Séraphine Pick:
White Noise
Print
My Roles
Graphic Designer
Production manager
Over the past two decades, nationally-significant, Wellington-based painter, Séraphine Pick, has become well-known for her lyrical painting, in which she explores diverse ideas that dip in and out of everyday life, including dreams, memory and psychology. The exhibition White Noise, a major exhibition of new and recent work by Pick, is described by art critic Mark Amery as ‘a bold, painterly coagulation of feminine ecstasy and anxiety fed through the popular consciousness of the internet and art history.’
The curator and I had regular meetings with Séraphine throughout the process of her creating this series, and while we developed the accompanying survey exhibition and publication. This was my third major book project, and a more generous budget allowed for more production flourishes.
Séraphine's paintings literally start with a blank canvas, and so that was also my starting point. The cover is screen-printed on linen that looks somewhere in-between the finish of a bleached, white canvas and a raw, unbleached one—and in her work she alternates between the two. The 'hero' image for the show was on the latter; a three meter tall canvas featuring bright colours, most prominently bright pink and lime green, from which the cover colours are drawn.
Her new series took inspiration from youth culture seen through the lens of social media, and an exploration of publicly shared images that in past generations might have been kept private. So as a motif in the book I included full-spread section dividers which were pixelated close-ups of her paintings, making them look like the images hadn't loaded properly or had been deliberately censored. This created vibrant splashes of colour that directly matched the colours in her paintings, but were also more interesting than doing the same thing with a single flat colour.
The paper stock is tailored to the content, so that text is printed on an uncoated stock, while the reproductions of paintings and studio photographs are on a satin-coated one, making the colours as vibrant and accurate as possible.

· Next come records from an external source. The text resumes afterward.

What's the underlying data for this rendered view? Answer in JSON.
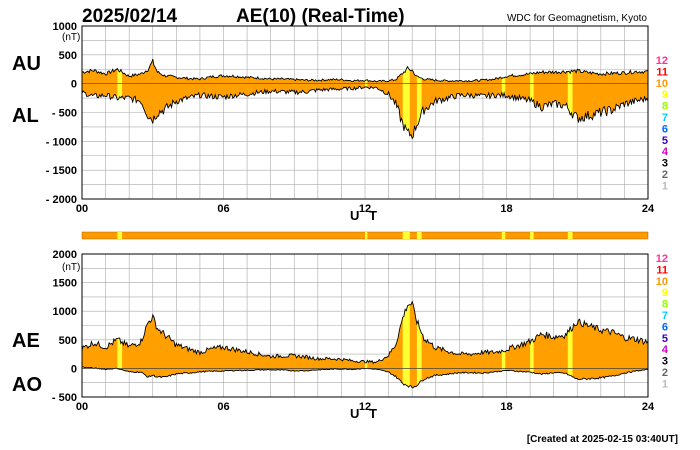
{
  "title": {
    "date": "2025/02/14",
    "index": "AE(10) (Real-Time)",
    "source": "WDC for Geomagnetism, Kyoto"
  },
  "footer": "[Created at 2025-02-15 03:40UT]",
  "colors": {
    "fill": "#ffa000",
    "highlight": "#ffff33",
    "line": "#000000",
    "grid": "#aaaaaa",
    "station_bar": "#ff9900"
  },
  "station_scale": [
    {
      "label": "12",
      "color": "#ff3399"
    },
    {
      "label": "11",
      "color": "#ff0000"
    },
    {
      "label": "10",
      "color": "#ff9900"
    },
    {
      "label": "9",
      "color": "#ffff00"
    },
    {
      "label": "8",
      "color": "#99ff00"
    },
    {
      "label": "7",
      "color": "#00ccff"
    },
    {
      "label": "6",
      "color": "#0066ff"
    },
    {
      "label": "5",
      "color": "#3300cc"
    },
    {
      "label": "4",
      "color": "#cc00cc"
    },
    {
      "label": "3",
      "color": "#000000"
    },
    {
      "label": "2",
      "color": "#666666"
    },
    {
      "label": "1",
      "color": "#bbbbbb"
    }
  ],
  "low_station_windows": [
    [
      1.5,
      1.7
    ],
    [
      12.0,
      12.1
    ],
    [
      13.6,
      13.9
    ],
    [
      14.2,
      14.4
    ],
    [
      17.8,
      17.95
    ],
    [
      19.0,
      19.15
    ],
    [
      20.6,
      20.8
    ]
  ],
  "chart_data": [
    {
      "type": "area",
      "title": "AU / AL",
      "xlabel": "U T",
      "ylabel": "(nT)",
      "series_labels": [
        "AU",
        "AL"
      ],
      "xlim": [
        0,
        24
      ],
      "ylim": [
        -2000,
        1000
      ],
      "x_ticks": [
        "00",
        "06",
        "12",
        "18",
        "24"
      ],
      "y_ticks": [
        "1000",
        "500",
        "0",
        "- 500",
        "- 1000",
        "- 1500",
        "- 2000"
      ],
      "series": [
        {
          "name": "AU",
          "x": [
            0,
            0.5,
            1,
            1.5,
            2,
            2.5,
            2.8,
            3,
            3.2,
            3.5,
            4,
            4.5,
            5,
            5.5,
            6,
            6.5,
            7,
            7.5,
            8,
            8.5,
            9,
            9.5,
            10,
            10.5,
            11,
            11.5,
            12,
            12.5,
            13,
            13.3,
            13.6,
            13.8,
            14,
            14.2,
            14.5,
            15,
            15.5,
            16,
            16.5,
            17,
            17.5,
            18,
            18.5,
            19,
            19.5,
            20,
            20.5,
            21,
            21.5,
            22,
            22.5,
            23,
            23.5,
            24
          ],
          "values": [
            200,
            230,
            170,
            250,
            130,
            170,
            250,
            380,
            200,
            140,
            110,
            90,
            80,
            120,
            140,
            130,
            110,
            100,
            80,
            80,
            70,
            60,
            60,
            70,
            70,
            50,
            60,
            40,
            50,
            70,
            180,
            260,
            230,
            120,
            80,
            60,
            50,
            50,
            50,
            60,
            80,
            130,
            150,
            170,
            200,
            200,
            210,
            220,
            190,
            170,
            180,
            190,
            210,
            210
          ]
        },
        {
          "name": "AL",
          "x": [
            0,
            0.5,
            1,
            1.5,
            2,
            2.5,
            2.8,
            3,
            3.2,
            3.5,
            4,
            4.5,
            5,
            5.5,
            6,
            6.5,
            7,
            7.5,
            8,
            8.5,
            9,
            9.5,
            10,
            10.5,
            11,
            11.5,
            12,
            12.5,
            13,
            13.3,
            13.6,
            13.8,
            14,
            14.2,
            14.5,
            15,
            15.5,
            16,
            16.5,
            17,
            17.5,
            18,
            18.5,
            19,
            19.5,
            20,
            20.5,
            21,
            21.5,
            22,
            22.5,
            23,
            23.5,
            24
          ],
          "values": [
            -150,
            -220,
            -200,
            -250,
            -250,
            -300,
            -550,
            -620,
            -500,
            -450,
            -300,
            -250,
            -200,
            -220,
            -230,
            -200,
            -180,
            -150,
            -130,
            -140,
            -150,
            -140,
            -110,
            -100,
            -90,
            -80,
            -60,
            -70,
            -180,
            -350,
            -700,
            -850,
            -900,
            -700,
            -450,
            -300,
            -250,
            -200,
            -200,
            -220,
            -200,
            -200,
            -250,
            -300,
            -400,
            -350,
            -380,
            -600,
            -550,
            -500,
            -450,
            -350,
            -300,
            -250
          ]
        }
      ]
    },
    {
      "type": "area",
      "title": "AE / AO",
      "xlabel": "U T",
      "ylabel": "(nT)",
      "series_labels": [
        "AE",
        "AO"
      ],
      "xlim": [
        0,
        24
      ],
      "ylim": [
        -500,
        2000
      ],
      "x_ticks": [
        "00",
        "06",
        "12",
        "18",
        "24"
      ],
      "y_ticks": [
        "2000",
        "1500",
        "1000",
        "500",
        "0",
        "- 500"
      ],
      "series": [
        {
          "name": "AE",
          "x": [
            0,
            0.5,
            1,
            1.5,
            2,
            2.5,
            2.8,
            3,
            3.2,
            3.5,
            4,
            4.5,
            5,
            5.5,
            6,
            6.5,
            7,
            7.5,
            8,
            8.5,
            9,
            9.5,
            10,
            10.5,
            11,
            11.5,
            12,
            12.5,
            13,
            13.3,
            13.6,
            13.8,
            14,
            14.2,
            14.5,
            15,
            15.5,
            16,
            16.5,
            17,
            17.5,
            18,
            18.5,
            19,
            19.5,
            20,
            20.5,
            21,
            21.5,
            22,
            22.5,
            23,
            23.5,
            24
          ],
          "values": [
            350,
            450,
            370,
            500,
            380,
            470,
            800,
            900,
            700,
            590,
            410,
            340,
            280,
            340,
            370,
            330,
            290,
            250,
            210,
            220,
            220,
            200,
            170,
            170,
            160,
            130,
            120,
            110,
            230,
            420,
            880,
            1110,
            1130,
            820,
            530,
            360,
            300,
            250,
            250,
            280,
            280,
            330,
            400,
            470,
            600,
            550,
            590,
            820,
            740,
            670,
            630,
            540,
            510,
            460
          ]
        },
        {
          "name": "AO",
          "x": [
            0,
            0.5,
            1,
            1.5,
            2,
            2.5,
            2.8,
            3,
            3.2,
            3.5,
            4,
            4.5,
            5,
            5.5,
            6,
            6.5,
            7,
            7.5,
            8,
            8.5,
            9,
            9.5,
            10,
            10.5,
            11,
            11.5,
            12,
            12.5,
            13,
            13.3,
            13.6,
            13.8,
            14,
            14.2,
            14.5,
            15,
            15.5,
            16,
            16.5,
            17,
            17.5,
            18,
            18.5,
            19,
            19.5,
            20,
            20.5,
            21,
            21.5,
            22,
            22.5,
            23,
            23.5,
            24
          ],
          "values": [
            25,
            5,
            -15,
            0,
            -60,
            -65,
            -150,
            -120,
            -150,
            -155,
            -95,
            -80,
            -60,
            -50,
            -45,
            -35,
            -35,
            -25,
            -25,
            -30,
            -40,
            -40,
            -25,
            -15,
            -10,
            -15,
            0,
            -15,
            -65,
            -140,
            -260,
            -295,
            -335,
            -290,
            -185,
            -120,
            -100,
            -75,
            -75,
            -80,
            -60,
            -35,
            -50,
            -65,
            -100,
            -75,
            -85,
            -190,
            -180,
            -165,
            -135,
            -80,
            -45,
            -20
          ]
        }
      ]
    }
  ]
}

This handsome hardback is striking for its elegant, clear design and photographic record of the work. The design takes its cues from modernist block patchworks and the computer pixel-inspired by Pick’s selection of imagery from the internet and her interest in the early modern era. White Noise explores how paint blotches, blooms, bleaching and dripping might act as psychic burn marks, a subconscious sea to our self-conscious selfie photographic culture. The hessian-like cover is redolent of the early 70s and the free love era to which Pick’s recent paintings also connect us.